Looking at your phone, you roll your eyes and take a big sigh before answering it because you know the person on the other end is about to drain you of all of your energy and send your emotions into a downward spiral. The person on the other end is probably calling to complain about something they have no desire to change, ask for a favor, or bombard you with their pessimism. But, you answer the call and maintain the relationship, despite the trail of misery that follows that person. This is a toxic relationship!

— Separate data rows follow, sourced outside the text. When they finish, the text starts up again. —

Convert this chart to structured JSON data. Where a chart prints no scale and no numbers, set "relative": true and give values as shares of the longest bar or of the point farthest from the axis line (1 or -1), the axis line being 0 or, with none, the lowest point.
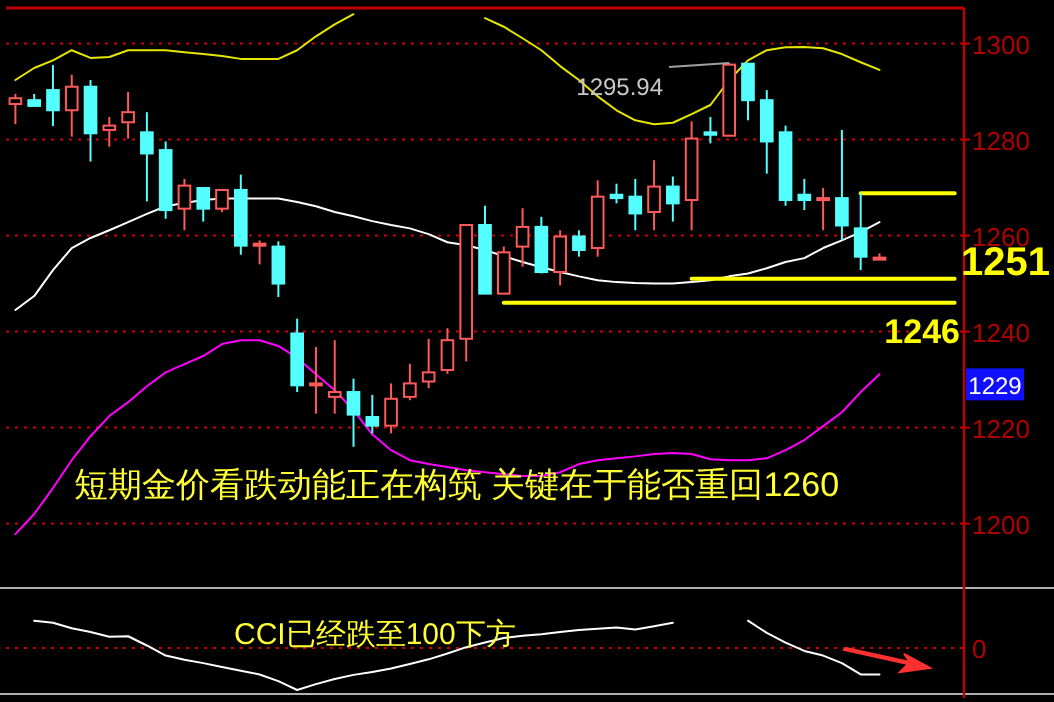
{
  "chart_data": [
    {
      "type": "candlestick",
      "categories": [
        null,
        null,
        null,
        null,
        null,
        null,
        null,
        null,
        null,
        null,
        null,
        null,
        null,
        null,
        null,
        null,
        null,
        null,
        null,
        null,
        null,
        null,
        null,
        null,
        null,
        null,
        null,
        null,
        null,
        null,
        null,
        null,
        null,
        null,
        null,
        null,
        null,
        null,
        null,
        null,
        null,
        null,
        null,
        null,
        null,
        null,
        null,
        null,
        null,
        null,
        null
      ],
      "ohlc": [
        [
          1287.4,
          1289.5,
          1283.2,
          1288.6
        ],
        [
          1288.2,
          1289.5,
          1287.0,
          1287.0
        ],
        [
          1290.3,
          1295.5,
          1282.8,
          1286.1
        ],
        [
          1286.1,
          1293.5,
          1280.6,
          1291.0
        ],
        [
          1291.0,
          1292.4,
          1275.4,
          1281.3
        ],
        [
          1282.0,
          1284.7,
          1278.5,
          1282.9
        ],
        [
          1283.6,
          1289.9,
          1280.2,
          1285.7
        ],
        [
          1281.5,
          1285.7,
          1267.1,
          1277.1
        ],
        [
          1277.8,
          1279.6,
          1263.5,
          1265.3
        ],
        [
          1265.6,
          1271.8,
          1261.1,
          1270.4
        ],
        [
          1269.9,
          1269.9,
          1262.9,
          1265.6
        ],
        [
          1265.6,
          1269.5,
          1264.9,
          1269.5
        ],
        [
          1269.5,
          1272.7,
          1256.0,
          1257.9
        ],
        [
          1258.0,
          1259.0,
          1254.0,
          1258.3
        ],
        [
          1257.7,
          1258.8,
          1247.2,
          1250.0
        ],
        [
          1239.6,
          1242.7,
          1227.4,
          1228.8
        ],
        [
          1228.8,
          1236.8,
          1222.9,
          1229.2
        ],
        [
          1226.4,
          1238.2,
          1222.9,
          1227.4
        ],
        [
          1227.4,
          1230.2,
          1216.0,
          1222.7
        ],
        [
          1222.2,
          1226.8,
          1218.8,
          1220.4
        ],
        [
          1220.4,
          1229.2,
          1218.8,
          1226.0
        ],
        [
          1226.4,
          1233.3,
          1225.7,
          1229.2
        ],
        [
          1229.6,
          1238.5,
          1228.2,
          1231.5
        ],
        [
          1232.0,
          1240.7,
          1231.2,
          1238.2
        ],
        [
          1238.5,
          1262.2,
          1233.8,
          1262.2
        ],
        [
          1262.2,
          1266.2,
          1247.9,
          1247.9
        ],
        [
          1247.9,
          1257.7,
          1247.9,
          1256.5
        ],
        [
          1257.7,
          1265.7,
          1253.5,
          1261.8
        ],
        [
          1261.8,
          1263.9,
          1252.1,
          1252.4
        ],
        [
          1252.4,
          1261.1,
          1249.6,
          1259.8
        ],
        [
          1259.8,
          1261.1,
          1255.6,
          1257.0
        ],
        [
          1257.4,
          1271.5,
          1255.6,
          1268.1
        ],
        [
          1268.5,
          1270.8,
          1266.7,
          1267.8
        ],
        [
          1268.1,
          1271.8,
          1261.1,
          1264.6
        ],
        [
          1264.9,
          1275.7,
          1261.1,
          1270.2
        ],
        [
          1270.2,
          1272.3,
          1262.9,
          1266.7
        ],
        [
          1267.4,
          1283.8,
          1261.1,
          1280.2
        ],
        [
          1281.5,
          1284.7,
          1279.2,
          1281.0
        ],
        [
          1280.8,
          1295.94,
          1280.8,
          1295.6
        ],
        [
          1295.8,
          1295.9,
          1284.0,
          1288.2
        ],
        [
          1288.2,
          1290.3,
          1272.9,
          1279.6
        ],
        [
          1281.5,
          1282.9,
          1266.2,
          1267.4
        ],
        [
          1268.5,
          1271.8,
          1265.3,
          1267.4
        ],
        [
          1267.6,
          1269.9,
          1261.1,
          1267.8
        ],
        [
          1267.8,
          1282.0,
          1259.0,
          1262.1
        ],
        [
          1261.5,
          1268.8,
          1252.8,
          1255.6
        ],
        [
          1255.2,
          1256.3,
          1255.2,
          1255.4
        ],
        null,
        null,
        null,
        null
      ],
      "colors": [
        "#ff5a5a",
        "#54ffff",
        "#54ffff",
        "#ff5a5a",
        "#54ffff",
        "#ff5a5a",
        "#ff5a5a",
        "#54ffff",
        "#54ffff",
        "#ff5a5a",
        "#54ffff",
        "#ff5a5a",
        "#54ffff",
        "#ff5a5a",
        "#54ffff",
        "#54ffff",
        "#ff5a5a",
        "#ff5a5a",
        "#54ffff",
        "#54ffff",
        "#ff5a5a",
        "#ff5a5a",
        "#ff5a5a",
        "#ff5a5a",
        "#ff5a5a",
        "#54ffff",
        "#ff5a5a",
        "#ff5a5a",
        "#54ffff",
        "#ff5a5a",
        "#54ffff",
        "#ff5a5a",
        "#54ffff",
        "#54ffff",
        "#ff5a5a",
        "#54ffff",
        "#ff5a5a",
        "#54ffff",
        "#ff5a5a",
        "#54ffff",
        "#54ffff",
        "#54ffff",
        "#54ffff",
        "#ff5a5a",
        "#54ffff",
        "#54ffff",
        "#ff5a5a",
        null,
        null,
        null,
        null
      ],
      "series": [
        {
          "type": "line",
          "color": "#e6e600",
          "values": [
            1292.4,
            1294.9,
            1296.5,
            1298.6,
            1297.0,
            1297.2,
            1298.6,
            1298.6,
            1298.6,
            1298.2,
            1297.8,
            1297.4,
            1296.8,
            1296.8,
            1296.8,
            1298.6,
            1301.5,
            1304.0,
            1306.1,
            null,
            null,
            null,
            null,
            null,
            null,
            1305.3,
            1303.5,
            1301.1,
            1298.6,
            1295.3,
            1292.4,
            1289.0,
            1286.1,
            1284.0,
            1283.2,
            1283.5,
            1285.3,
            1287.2,
            1292.4,
            1296.5,
            1298.6,
            1299.2,
            1299.3,
            1299.0,
            1297.8,
            1296.1,
            1294.5,
            null,
            null,
            null,
            null
          ]
        },
        {
          "type": "line",
          "color": "#ffffff",
          "values": [
            1244.5,
            1247.4,
            1252.8,
            1257.4,
            1259.5,
            1261.1,
            1262.8,
            1264.5,
            1266.1,
            1266.8,
            1267.4,
            1267.7,
            1267.7,
            1267.7,
            1267.7,
            1267.0,
            1266.1,
            1264.9,
            1264.0,
            1263.0,
            1262.2,
            1261.5,
            1260.3,
            1258.6,
            1258.0,
            1257.0,
            1255.7,
            1254.5,
            1253.4,
            1252.4,
            1251.5,
            1250.7,
            1250.3,
            1250.1,
            1250.0,
            1250.0,
            1250.3,
            1250.7,
            1251.5,
            1252.1,
            1253.2,
            1254.5,
            1255.3,
            1257.4,
            1259.0,
            1260.7,
            1262.8,
            null,
            null,
            null,
            null
          ]
        },
        {
          "type": "line",
          "color": "#ff00ff",
          "values": [
            1197.8,
            1202.0,
            1207.4,
            1213.2,
            1218.2,
            1222.4,
            1225.3,
            1228.6,
            1231.5,
            1233.2,
            1234.9,
            1237.4,
            1238.2,
            1238.2,
            1237.0,
            1234.5,
            1231.1,
            1227.8,
            1223.6,
            1218.6,
            1215.3,
            1213.2,
            1212.4,
            1211.8,
            1211.1,
            1210.7,
            1210.3,
            1209.9,
            1209.9,
            1210.7,
            1212.4,
            1213.2,
            1213.6,
            1214.0,
            1214.5,
            1214.7,
            1214.5,
            1213.4,
            1213.2,
            1213.2,
            1213.6,
            1215.3,
            1217.4,
            1220.3,
            1223.2,
            1227.4,
            1231.1,
            null,
            null,
            null,
            null
          ]
        },
        {
          "type": "line",
          "color": "#ffff00",
          "values": [
            null,
            null,
            null,
            null,
            null,
            null,
            null,
            null,
            null,
            null,
            null,
            null,
            null,
            null,
            null,
            null,
            null,
            null,
            null,
            null,
            null,
            null,
            null,
            null,
            null,
            null,
            1246,
            1246,
            1246,
            1246,
            1246,
            1246,
            1246,
            1246,
            1246,
            1246,
            1246,
            1246,
            1246,
            1246,
            1246,
            1246,
            1246,
            1246,
            1246,
            1246,
            1246,
            1246,
            1246,
            1246,
            1246
          ]
        },
        {
          "type": "line",
          "color": "#ffff00",
          "values": [
            null,
            null,
            null,
            null,
            null,
            null,
            null,
            null,
            null,
            null,
            null,
            null,
            null,
            null,
            null,
            null,
            null,
            null,
            null,
            null,
            null,
            null,
            null,
            null,
            null,
            null,
            null,
            null,
            null,
            null,
            null,
            null,
            null,
            null,
            null,
            null,
            1251,
            1251,
            1251,
            1251,
            1251,
            1251,
            1251,
            1251,
            1251,
            1251,
            1251,
            1251,
            1251,
            1251,
            1251
          ]
        },
        {
          "type": "line",
          "color": "#ffff00",
          "values": [
            null,
            null,
            null,
            null,
            null,
            null,
            null,
            null,
            null,
            null,
            null,
            null,
            null,
            null,
            null,
            null,
            null,
            null,
            null,
            null,
            null,
            null,
            null,
            null,
            null,
            null,
            null,
            null,
            null,
            null,
            null,
            null,
            null,
            null,
            null,
            null,
            null,
            null,
            null,
            null,
            null,
            null,
            null,
            null,
            null,
            1268.8,
            1268.8,
            1268.8,
            1268.8,
            1268.8,
            1268.8
          ]
        }
      ],
      "ylim": [
        1187,
        1307.4
      ],
      "yticks": [
        1200,
        1220,
        1240,
        1260,
        1280,
        1300
      ],
      "grid": "y",
      "tick_labels": "y",
      "annotations": [
        "1295.94",
        "1251",
        "1246",
        {
          "text": "1229",
          "y": 1229
        },
        "短期金价看跌动能正在构筑 关键在于能否重回1260"
      ]
    },
    {
      "type": "line",
      "relative": true,
      "categories": [
        null,
        null,
        null,
        null,
        null,
        null,
        null,
        null,
        null,
        null,
        null,
        null,
        null,
        null,
        null,
        null,
        null,
        null,
        null,
        null,
        null,
        null,
        null,
        null,
        null,
        null,
        null,
        null,
        null,
        null,
        null,
        null,
        null,
        null,
        null,
        null,
        null,
        null,
        null,
        null,
        null,
        null,
        null,
        null,
        null,
        null,
        null,
        null,
        null,
        null,
        null
      ],
      "series": [
        {
          "color": "#ffffff",
          "values": [
            null,
            0.65,
            0.6,
            0.47,
            0.38,
            0.27,
            0.28,
            0.06,
            -0.18,
            -0.28,
            -0.36,
            -0.45,
            -0.54,
            -0.63,
            -0.79,
            -1,
            -0.86,
            -0.74,
            -0.64,
            -0.57,
            -0.49,
            -0.38,
            -0.27,
            -0.13,
            0.02,
            0.13,
            0.24,
            0.29,
            0.33,
            0.38,
            0.43,
            0.46,
            0.49,
            0.44,
            0.52,
            0.6,
            null,
            null,
            null,
            0.65,
            0.36,
            0.13,
            -0.07,
            -0.18,
            -0.36,
            -0.63,
            -0.63,
            null,
            null,
            null,
            null
          ]
        }
      ],
      "ref_lines": [
        {
          "axis": "y",
          "value": 0,
          "label": "0",
          "color": "#d00000",
          "line_style": "dotted"
        }
      ],
      "tick_labels": false,
      "annotations": [
        "CCI已经跌至100下方"
      ]
    }
  ]
}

Most toxic relationships are never identified because it’s believed that toxic relationships are limited to couples in romantic relationships and synonymous with abusive relationships. Any interaction where two people have a connection or regular involvement is a relationship. This includes family, friends and colleagues, which means any personal or professional may become toxic. A toxic relationship is an unbalanced connection where various forms of manipulation are used to influence or control the relationship dynamics. Identifying non-romantic toxic relationships is challenging because most think of abuse when they hear toxic. Here are three toxic relationship identifiers.
Obligation – Genuine relationships come without clauses and contingencies. A person that contributes to the relationship will not consistently remind you of what they have done for you as a reason why you should return a favor. Obligation may also include guilt. For example, you would have never gotten that contract, but now I’m about to lose my job because you won’t let me use your car. A relationship should be mutually beneficial, not driven by favors.
Lack of accountability – You have the right to voice how you feel about situations that involve you. In a toxic relationship, the blame game is prevalent. No matter what you say or do, the person you are in an interaction with will deflect the issue and find a way to hold you at fault, without acknowledging their wrongdoing. As an example you say, you forget to sit the trash outside. They respond you act like you’re perfect. If you raise a concern, the response should never be countered with what you have done in the past.
Negative disposition – When you have good news, you want the people closest to you know because they want to celebrate with you. In a toxic relationship, a person will always find a way to bring you down and minimize your success no matter how monumental your accomplishment may be by complaining about their situation, finding negativity in your news, or simply deciding not to support you. A negative disposition will drain your energy and cause you to doubt your own accomplishments.
If you are doing more to maintain a relationship than you are enjoying it, then chances are it’s a toxic and you should let the relationship go before it kills your passion, pride or purpose.